8th April 2022

Russia’s invasion of Ukraine is exacerbating economic trends that were already established: rising inflation and slower growth.  Although not our central hypothesis, the possibility of stagflation or even recession has clearly increased.  The tightrope on which central banks are treading as they battle to contain soaring inflation without tipping economies into recession has narrowed and the risk of policy error remains elevated.

It was a painful quarter for investors in bond markets as spiralling inflation caused yields to rise significantly and prices to fall.  Government bond yields are still very negative in real terms (i.e. after inflation) and could remain so for years to come.
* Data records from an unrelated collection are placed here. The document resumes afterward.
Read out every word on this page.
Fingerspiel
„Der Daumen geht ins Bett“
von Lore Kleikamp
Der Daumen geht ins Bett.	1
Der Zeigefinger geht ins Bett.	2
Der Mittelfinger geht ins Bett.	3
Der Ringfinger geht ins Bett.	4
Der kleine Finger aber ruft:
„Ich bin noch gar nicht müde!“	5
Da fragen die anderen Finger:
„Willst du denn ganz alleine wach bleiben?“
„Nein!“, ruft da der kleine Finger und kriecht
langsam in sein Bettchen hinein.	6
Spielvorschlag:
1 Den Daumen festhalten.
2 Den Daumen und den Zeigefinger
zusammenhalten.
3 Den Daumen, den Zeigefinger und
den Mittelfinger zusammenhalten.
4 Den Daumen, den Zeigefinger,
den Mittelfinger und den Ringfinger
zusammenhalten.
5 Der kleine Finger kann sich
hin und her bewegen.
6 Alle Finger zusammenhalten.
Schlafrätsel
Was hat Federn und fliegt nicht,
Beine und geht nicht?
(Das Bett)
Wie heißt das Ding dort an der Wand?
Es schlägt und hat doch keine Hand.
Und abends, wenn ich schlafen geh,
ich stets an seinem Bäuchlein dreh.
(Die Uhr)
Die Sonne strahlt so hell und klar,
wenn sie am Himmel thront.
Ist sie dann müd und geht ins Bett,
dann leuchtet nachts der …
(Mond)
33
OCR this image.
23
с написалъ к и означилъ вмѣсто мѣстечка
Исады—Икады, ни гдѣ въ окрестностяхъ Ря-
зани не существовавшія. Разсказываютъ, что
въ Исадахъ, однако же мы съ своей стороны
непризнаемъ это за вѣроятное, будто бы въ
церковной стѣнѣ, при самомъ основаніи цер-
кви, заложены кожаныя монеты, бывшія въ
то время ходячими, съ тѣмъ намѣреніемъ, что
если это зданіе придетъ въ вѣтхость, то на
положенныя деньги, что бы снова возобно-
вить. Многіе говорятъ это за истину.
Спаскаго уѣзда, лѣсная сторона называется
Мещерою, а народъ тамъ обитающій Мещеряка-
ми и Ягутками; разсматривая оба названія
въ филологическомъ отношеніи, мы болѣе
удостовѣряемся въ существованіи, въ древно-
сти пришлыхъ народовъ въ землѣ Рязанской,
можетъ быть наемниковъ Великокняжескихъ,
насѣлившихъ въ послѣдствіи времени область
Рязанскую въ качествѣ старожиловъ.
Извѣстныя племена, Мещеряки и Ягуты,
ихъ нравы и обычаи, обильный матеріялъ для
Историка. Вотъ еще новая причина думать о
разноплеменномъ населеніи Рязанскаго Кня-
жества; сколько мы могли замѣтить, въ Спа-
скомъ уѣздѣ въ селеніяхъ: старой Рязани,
However, with economic growth set to slow markedly, the outlook for bond markets is more balanced.  Our expectations of returns from investments in bond markets continue to be modest.  As before and where our mandates allow, we favour flexible bond funds which can cherry-pick the best opportunities as they arise.

The first quarter of 2022 was characterised by one of the most violent swings in the fortunes of ‘Growth’ and ‘Value’ stocks ever seen, making it a much more difficult period for most investors than the relatively small declines in many stock markets would suggest.  We believe that we hold a prudent level of equity risk in the portfolios we manage given the backdrop of slowing economic growth and rising interest rates. However, we are watching closely for any signals of impending recession and will not hesitate to reduce exposure to equities if the economic outlook deteriorates.